REST is back because of Yahoo’s bold decision not to jump on the SOAP + WS-yada-yada-yada bandwagon.

Beyond HTML and Javascript, you get into the more robust and complicated platforms:

Java Web Start

Java is still out there as a client-side solution, even though Microsoft would wish it away. If it had a true open source following, which could happen any day now, Java Web Start could provide a way to build applications of arbitrary complexity deployed on any platform.

Servlet Engine in a Box

Using existing technologies it is pretty easy to package any application inside a desktop web application server and avoid all installation problems.

Mono (Cross-platform .NET)

Using a cross-platform system with rich user interface and networking, the
mono project is trying to regain the write-once, deploy anywhere philosophy that Java first started.

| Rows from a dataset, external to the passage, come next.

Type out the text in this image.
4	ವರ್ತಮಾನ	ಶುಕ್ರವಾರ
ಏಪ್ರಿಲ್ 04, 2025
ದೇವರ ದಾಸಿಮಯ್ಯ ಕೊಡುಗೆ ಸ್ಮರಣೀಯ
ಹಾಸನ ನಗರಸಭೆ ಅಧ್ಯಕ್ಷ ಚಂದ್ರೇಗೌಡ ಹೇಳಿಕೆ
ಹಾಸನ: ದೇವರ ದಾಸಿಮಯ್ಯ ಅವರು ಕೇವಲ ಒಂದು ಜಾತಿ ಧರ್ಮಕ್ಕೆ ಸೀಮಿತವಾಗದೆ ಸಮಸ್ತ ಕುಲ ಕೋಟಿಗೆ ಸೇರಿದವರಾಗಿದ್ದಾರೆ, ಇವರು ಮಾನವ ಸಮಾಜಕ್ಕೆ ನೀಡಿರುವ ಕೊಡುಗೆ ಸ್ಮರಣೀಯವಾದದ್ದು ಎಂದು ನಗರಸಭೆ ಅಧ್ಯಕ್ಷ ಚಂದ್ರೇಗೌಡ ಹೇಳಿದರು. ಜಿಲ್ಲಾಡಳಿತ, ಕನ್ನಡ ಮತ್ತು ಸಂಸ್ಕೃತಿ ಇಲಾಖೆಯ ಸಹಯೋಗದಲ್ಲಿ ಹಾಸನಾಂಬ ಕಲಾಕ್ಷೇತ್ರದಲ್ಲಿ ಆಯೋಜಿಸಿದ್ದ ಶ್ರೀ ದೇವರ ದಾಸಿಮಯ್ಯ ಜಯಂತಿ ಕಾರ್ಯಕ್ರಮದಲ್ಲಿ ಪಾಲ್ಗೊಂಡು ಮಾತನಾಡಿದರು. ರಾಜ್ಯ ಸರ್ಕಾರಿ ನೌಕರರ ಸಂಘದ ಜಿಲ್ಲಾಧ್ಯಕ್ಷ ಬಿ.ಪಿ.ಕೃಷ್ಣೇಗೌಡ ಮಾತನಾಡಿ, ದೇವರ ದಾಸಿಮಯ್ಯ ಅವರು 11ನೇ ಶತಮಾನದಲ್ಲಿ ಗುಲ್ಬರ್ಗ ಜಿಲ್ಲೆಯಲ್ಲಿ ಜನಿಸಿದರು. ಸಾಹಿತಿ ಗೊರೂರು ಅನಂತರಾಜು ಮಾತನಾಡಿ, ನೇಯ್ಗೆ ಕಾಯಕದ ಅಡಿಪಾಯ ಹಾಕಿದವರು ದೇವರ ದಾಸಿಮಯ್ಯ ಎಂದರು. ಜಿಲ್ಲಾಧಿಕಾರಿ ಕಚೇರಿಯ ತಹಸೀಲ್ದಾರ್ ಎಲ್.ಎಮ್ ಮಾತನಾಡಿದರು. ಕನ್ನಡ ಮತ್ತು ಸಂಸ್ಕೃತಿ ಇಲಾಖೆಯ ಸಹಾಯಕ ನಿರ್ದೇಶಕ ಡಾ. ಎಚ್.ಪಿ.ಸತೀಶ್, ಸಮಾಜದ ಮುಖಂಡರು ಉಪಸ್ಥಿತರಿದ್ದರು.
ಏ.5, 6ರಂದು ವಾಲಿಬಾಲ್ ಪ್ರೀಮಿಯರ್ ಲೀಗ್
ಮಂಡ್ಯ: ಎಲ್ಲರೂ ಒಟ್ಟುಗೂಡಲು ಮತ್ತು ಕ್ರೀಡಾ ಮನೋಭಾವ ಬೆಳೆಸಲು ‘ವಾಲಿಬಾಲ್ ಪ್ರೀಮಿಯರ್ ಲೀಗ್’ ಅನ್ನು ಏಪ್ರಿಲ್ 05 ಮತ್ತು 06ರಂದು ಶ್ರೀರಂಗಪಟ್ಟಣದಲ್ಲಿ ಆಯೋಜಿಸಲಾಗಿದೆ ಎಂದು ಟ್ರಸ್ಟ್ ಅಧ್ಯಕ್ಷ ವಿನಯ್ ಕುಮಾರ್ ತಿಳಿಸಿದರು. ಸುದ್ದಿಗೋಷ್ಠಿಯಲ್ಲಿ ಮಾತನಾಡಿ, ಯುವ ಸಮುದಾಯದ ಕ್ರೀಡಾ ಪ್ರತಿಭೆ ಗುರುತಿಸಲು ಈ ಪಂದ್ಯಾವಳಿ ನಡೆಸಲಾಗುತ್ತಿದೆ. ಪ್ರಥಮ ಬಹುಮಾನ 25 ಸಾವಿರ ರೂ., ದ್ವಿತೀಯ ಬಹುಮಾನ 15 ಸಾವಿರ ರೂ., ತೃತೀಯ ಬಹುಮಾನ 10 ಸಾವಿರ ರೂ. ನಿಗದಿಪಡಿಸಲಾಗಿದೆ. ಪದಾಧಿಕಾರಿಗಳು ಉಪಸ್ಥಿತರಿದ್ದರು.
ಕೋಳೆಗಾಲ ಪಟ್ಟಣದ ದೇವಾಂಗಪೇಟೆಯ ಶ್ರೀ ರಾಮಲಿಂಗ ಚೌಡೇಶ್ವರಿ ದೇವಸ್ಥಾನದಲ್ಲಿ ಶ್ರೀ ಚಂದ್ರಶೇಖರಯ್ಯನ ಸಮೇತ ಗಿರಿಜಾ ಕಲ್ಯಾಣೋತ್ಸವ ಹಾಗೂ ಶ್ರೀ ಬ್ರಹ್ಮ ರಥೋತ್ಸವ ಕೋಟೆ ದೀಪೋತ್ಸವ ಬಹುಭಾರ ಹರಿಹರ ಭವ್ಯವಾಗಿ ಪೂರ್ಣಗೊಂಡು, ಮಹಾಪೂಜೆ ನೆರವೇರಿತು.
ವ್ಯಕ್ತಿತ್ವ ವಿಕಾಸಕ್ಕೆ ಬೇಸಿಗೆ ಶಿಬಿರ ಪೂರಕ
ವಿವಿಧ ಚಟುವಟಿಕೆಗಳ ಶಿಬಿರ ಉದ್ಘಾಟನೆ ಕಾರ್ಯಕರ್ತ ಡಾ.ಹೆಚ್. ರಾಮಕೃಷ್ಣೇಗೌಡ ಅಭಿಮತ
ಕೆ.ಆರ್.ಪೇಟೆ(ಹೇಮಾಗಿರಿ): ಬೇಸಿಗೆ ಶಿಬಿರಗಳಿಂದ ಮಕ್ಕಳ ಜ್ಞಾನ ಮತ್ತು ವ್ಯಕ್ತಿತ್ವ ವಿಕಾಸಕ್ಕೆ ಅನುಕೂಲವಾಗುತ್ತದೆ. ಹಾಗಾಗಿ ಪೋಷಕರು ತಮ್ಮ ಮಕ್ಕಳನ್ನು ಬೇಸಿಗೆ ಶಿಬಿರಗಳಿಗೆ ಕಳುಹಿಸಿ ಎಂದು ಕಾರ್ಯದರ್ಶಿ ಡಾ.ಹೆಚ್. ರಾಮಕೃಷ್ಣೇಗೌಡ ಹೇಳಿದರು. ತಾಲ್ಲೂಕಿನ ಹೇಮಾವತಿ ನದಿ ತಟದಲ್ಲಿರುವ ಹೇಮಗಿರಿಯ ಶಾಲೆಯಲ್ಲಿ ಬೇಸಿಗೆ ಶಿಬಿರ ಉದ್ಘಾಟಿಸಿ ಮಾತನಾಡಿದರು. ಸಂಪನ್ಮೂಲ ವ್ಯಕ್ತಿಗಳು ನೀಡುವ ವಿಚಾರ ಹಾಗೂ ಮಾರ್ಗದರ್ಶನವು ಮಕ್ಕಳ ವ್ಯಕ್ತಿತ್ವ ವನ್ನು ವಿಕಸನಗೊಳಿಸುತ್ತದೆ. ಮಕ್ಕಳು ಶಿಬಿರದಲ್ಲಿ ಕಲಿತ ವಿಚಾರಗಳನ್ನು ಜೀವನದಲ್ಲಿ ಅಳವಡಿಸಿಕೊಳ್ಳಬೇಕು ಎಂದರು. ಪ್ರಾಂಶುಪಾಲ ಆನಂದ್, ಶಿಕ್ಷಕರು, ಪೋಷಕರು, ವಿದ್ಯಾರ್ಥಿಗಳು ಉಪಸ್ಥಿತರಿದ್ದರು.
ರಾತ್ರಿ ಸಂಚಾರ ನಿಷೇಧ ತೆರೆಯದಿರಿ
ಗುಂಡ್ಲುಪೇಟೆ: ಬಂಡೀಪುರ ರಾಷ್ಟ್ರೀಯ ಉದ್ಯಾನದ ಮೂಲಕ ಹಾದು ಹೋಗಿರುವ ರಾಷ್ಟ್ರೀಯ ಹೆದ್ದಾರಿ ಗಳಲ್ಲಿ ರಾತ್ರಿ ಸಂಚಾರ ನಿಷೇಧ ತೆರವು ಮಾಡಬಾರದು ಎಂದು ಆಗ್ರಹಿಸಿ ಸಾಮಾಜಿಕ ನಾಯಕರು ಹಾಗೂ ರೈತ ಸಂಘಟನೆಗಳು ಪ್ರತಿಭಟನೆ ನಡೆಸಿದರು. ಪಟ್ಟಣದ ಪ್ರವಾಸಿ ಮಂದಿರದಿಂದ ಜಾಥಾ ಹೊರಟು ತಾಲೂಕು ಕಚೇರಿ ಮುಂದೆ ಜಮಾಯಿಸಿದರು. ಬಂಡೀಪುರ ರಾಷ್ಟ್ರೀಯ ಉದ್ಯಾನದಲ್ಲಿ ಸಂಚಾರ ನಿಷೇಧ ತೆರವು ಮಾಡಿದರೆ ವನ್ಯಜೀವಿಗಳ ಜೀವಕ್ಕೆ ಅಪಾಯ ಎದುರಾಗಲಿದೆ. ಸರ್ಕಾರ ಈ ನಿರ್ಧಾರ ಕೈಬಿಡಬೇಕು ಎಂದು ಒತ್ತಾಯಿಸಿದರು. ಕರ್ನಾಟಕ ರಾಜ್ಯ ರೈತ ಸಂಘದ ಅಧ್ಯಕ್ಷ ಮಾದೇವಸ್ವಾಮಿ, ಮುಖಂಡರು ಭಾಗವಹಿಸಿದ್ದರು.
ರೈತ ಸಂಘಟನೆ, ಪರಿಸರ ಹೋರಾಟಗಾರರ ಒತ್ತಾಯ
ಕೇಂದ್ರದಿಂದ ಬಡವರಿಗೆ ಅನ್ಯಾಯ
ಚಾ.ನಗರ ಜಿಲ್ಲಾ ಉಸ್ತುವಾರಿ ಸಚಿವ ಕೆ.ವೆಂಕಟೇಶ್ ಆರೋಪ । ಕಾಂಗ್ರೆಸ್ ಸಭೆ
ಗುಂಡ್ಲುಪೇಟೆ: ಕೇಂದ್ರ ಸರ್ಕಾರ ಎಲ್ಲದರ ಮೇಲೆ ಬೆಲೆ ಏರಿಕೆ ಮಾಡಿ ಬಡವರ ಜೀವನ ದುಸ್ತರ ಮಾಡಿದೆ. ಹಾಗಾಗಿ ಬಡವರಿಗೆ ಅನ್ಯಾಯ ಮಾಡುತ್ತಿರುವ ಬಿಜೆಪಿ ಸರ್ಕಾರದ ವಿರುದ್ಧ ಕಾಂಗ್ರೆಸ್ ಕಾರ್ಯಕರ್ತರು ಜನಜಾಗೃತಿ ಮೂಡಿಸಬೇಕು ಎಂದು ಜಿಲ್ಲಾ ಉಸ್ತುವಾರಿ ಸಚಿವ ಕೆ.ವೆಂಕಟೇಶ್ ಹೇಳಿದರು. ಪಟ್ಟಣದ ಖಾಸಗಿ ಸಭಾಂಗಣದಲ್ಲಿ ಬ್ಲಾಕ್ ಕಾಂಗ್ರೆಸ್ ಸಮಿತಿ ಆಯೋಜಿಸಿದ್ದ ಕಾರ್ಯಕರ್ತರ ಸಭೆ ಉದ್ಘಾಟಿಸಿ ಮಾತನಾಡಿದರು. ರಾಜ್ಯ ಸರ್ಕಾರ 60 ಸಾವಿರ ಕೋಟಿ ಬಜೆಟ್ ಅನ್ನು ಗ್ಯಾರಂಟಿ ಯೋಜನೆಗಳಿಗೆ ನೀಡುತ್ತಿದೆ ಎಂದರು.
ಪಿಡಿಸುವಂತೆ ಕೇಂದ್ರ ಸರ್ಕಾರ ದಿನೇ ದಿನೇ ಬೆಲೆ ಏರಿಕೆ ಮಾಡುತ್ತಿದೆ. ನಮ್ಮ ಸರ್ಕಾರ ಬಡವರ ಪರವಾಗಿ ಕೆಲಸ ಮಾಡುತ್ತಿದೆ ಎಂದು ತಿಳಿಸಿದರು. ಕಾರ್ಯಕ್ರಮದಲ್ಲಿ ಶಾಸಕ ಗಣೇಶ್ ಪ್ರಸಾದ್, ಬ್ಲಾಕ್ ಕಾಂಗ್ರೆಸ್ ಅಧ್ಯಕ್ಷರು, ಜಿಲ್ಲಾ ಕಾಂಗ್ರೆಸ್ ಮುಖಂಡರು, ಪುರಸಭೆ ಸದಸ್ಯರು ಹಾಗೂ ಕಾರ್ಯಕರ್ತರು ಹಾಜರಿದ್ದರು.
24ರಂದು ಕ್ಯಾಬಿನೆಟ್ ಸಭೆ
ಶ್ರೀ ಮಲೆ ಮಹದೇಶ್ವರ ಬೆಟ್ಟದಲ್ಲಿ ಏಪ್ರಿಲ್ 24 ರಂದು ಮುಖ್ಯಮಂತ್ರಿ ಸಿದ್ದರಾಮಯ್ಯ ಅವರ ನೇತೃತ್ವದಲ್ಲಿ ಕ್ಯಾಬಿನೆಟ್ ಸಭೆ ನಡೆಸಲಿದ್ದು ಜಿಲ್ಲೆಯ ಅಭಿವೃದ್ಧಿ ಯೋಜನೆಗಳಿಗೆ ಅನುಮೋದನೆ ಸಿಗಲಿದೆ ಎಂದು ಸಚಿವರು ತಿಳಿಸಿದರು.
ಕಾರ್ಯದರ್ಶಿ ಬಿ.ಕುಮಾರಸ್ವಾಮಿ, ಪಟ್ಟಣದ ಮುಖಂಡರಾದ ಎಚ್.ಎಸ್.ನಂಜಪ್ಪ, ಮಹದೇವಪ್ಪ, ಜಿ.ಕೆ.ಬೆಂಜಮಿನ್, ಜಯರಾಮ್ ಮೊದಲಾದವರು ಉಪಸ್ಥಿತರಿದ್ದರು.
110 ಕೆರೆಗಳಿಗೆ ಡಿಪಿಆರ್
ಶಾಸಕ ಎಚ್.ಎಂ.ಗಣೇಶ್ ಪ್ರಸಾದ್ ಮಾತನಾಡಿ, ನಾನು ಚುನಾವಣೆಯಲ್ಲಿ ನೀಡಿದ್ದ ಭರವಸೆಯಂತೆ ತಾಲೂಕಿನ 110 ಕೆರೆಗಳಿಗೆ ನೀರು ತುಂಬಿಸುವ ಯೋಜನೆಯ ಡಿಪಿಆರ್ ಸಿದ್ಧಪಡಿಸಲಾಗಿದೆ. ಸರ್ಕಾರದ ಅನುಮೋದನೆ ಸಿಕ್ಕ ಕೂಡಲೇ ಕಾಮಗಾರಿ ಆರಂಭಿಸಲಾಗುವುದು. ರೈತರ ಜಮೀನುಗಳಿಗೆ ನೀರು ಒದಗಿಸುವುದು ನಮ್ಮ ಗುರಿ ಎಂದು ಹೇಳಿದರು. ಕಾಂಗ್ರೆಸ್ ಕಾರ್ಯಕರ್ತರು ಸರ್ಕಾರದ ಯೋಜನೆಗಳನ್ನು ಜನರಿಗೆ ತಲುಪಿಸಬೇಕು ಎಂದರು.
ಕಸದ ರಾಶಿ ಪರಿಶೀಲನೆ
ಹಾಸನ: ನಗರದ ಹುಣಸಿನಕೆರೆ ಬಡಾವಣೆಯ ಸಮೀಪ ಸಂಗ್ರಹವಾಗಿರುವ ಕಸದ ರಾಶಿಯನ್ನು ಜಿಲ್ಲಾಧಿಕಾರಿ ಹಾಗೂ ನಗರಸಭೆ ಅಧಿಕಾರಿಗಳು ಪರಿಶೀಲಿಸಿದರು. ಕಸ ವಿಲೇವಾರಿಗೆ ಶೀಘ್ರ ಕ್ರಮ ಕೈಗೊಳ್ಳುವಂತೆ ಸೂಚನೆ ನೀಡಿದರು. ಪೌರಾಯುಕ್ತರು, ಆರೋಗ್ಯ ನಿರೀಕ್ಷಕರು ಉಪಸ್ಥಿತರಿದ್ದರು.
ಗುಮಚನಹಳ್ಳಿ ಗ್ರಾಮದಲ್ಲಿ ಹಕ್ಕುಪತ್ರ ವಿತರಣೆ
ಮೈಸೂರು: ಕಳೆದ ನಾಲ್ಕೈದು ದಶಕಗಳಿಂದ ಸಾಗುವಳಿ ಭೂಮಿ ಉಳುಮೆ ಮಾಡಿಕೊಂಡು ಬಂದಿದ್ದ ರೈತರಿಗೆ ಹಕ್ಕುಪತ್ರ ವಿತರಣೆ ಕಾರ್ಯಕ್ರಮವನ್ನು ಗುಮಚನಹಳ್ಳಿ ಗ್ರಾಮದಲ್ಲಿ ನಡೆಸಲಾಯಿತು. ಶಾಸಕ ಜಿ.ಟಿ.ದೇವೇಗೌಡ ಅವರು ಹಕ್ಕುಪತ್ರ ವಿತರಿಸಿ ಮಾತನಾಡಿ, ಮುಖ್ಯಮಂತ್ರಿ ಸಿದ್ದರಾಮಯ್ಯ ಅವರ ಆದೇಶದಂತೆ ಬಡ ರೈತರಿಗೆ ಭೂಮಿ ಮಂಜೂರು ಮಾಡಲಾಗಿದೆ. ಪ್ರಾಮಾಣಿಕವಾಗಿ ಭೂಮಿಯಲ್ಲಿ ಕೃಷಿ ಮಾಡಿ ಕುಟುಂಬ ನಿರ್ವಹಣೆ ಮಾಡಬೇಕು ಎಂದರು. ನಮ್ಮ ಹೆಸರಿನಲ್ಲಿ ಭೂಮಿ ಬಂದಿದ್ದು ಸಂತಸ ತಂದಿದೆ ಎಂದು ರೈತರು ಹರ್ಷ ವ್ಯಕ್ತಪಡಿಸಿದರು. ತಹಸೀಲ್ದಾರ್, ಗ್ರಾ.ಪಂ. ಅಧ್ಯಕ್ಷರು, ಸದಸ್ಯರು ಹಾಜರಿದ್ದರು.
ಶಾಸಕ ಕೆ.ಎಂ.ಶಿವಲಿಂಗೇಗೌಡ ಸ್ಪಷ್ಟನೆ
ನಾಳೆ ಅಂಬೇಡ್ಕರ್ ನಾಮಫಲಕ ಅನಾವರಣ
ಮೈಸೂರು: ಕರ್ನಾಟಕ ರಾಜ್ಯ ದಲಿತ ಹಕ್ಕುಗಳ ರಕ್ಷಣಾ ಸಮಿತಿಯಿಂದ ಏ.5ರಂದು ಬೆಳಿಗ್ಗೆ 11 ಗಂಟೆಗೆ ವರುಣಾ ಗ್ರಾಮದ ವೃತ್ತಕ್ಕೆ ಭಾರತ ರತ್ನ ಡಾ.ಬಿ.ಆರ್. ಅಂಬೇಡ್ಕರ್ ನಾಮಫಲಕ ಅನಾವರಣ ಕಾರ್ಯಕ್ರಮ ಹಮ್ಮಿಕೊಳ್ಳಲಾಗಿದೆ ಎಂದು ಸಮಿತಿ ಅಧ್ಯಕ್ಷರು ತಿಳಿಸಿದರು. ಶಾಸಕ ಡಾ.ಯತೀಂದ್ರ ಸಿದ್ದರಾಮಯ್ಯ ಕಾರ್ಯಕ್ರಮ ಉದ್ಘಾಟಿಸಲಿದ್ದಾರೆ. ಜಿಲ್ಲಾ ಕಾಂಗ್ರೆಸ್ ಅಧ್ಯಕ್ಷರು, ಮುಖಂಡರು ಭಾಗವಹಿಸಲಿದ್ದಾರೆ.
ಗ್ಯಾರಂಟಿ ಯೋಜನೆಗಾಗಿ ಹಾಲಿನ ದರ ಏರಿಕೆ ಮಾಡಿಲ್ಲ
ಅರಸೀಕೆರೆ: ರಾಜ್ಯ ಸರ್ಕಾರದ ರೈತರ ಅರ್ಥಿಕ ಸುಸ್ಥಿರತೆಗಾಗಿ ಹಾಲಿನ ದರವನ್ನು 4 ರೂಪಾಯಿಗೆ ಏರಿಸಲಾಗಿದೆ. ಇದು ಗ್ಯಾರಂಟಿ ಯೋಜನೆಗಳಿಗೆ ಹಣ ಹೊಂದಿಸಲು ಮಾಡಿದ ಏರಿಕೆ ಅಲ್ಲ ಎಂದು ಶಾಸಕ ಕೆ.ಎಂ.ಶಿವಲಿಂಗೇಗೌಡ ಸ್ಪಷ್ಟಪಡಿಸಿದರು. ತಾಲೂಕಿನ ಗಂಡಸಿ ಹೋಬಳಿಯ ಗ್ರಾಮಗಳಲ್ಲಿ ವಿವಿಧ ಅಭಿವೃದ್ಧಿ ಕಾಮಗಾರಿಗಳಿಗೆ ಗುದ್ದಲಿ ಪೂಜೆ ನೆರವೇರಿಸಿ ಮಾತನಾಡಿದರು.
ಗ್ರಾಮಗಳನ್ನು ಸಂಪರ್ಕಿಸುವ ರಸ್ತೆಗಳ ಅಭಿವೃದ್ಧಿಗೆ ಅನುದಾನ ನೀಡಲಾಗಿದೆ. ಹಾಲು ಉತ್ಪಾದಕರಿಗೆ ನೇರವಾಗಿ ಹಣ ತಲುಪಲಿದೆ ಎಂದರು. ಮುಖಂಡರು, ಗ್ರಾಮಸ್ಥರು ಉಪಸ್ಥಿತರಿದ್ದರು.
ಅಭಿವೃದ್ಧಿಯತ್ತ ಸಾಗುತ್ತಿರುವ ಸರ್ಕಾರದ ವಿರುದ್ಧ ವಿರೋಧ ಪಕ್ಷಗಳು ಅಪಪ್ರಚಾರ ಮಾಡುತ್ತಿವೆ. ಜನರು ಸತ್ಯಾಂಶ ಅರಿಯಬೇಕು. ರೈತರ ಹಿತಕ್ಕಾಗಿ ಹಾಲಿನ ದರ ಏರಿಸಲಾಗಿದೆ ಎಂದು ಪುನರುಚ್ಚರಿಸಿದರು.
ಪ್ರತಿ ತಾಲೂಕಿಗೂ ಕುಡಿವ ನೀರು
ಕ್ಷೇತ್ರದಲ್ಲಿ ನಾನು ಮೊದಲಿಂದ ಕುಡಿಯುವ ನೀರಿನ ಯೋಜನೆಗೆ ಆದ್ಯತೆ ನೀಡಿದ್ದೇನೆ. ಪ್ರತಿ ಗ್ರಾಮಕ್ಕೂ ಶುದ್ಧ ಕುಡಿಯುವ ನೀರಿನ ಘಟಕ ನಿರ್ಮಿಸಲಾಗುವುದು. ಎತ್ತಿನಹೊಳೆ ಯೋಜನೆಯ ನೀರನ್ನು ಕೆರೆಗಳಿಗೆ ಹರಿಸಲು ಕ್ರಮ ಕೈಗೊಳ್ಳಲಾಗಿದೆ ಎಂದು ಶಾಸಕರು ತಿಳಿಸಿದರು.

The human landscape   Central do Brasil

I wanted to express my affiliation with observers of the edges of landscape. There is something deep and moving about understanding the contradiction between the smallness of the individual when seen in the context of a frontier landscape and the immense power that human civilization has had in changing the face of the planet. Some of the best observations of this dilemma can be seen in films of the last 50 years, when directors found the striking point of view of the wide angle lens.

J. B. Jackson was the premier American commentator on how our country’s unique cultural history, especially in the wild West, has evolved from its original inhabitants to the time of the automobile culture of the 20th century.

When and if I get the time, I want to go back to the films of John Ford.

Michelangelo Antonioni was one of the first filmmakers to understand how the landscape can frame human stories. His placement of troubled characters in abandoned, unexpected urban and desert locations highlights the universality of their plight.

Abbas Kiarostami’s 1997 film, Taste of Cherry, leads to contemplation on the meaning of human life in an era of ongoing sprawl and militarism.

Walter Salles’s recent pictures, Central do Brasil, Behind the Sun and the Motorcycle Diaries are other sources of contemplation on the “lost” places of human settlement and the exploitation of the subsistence workers who live on the edge.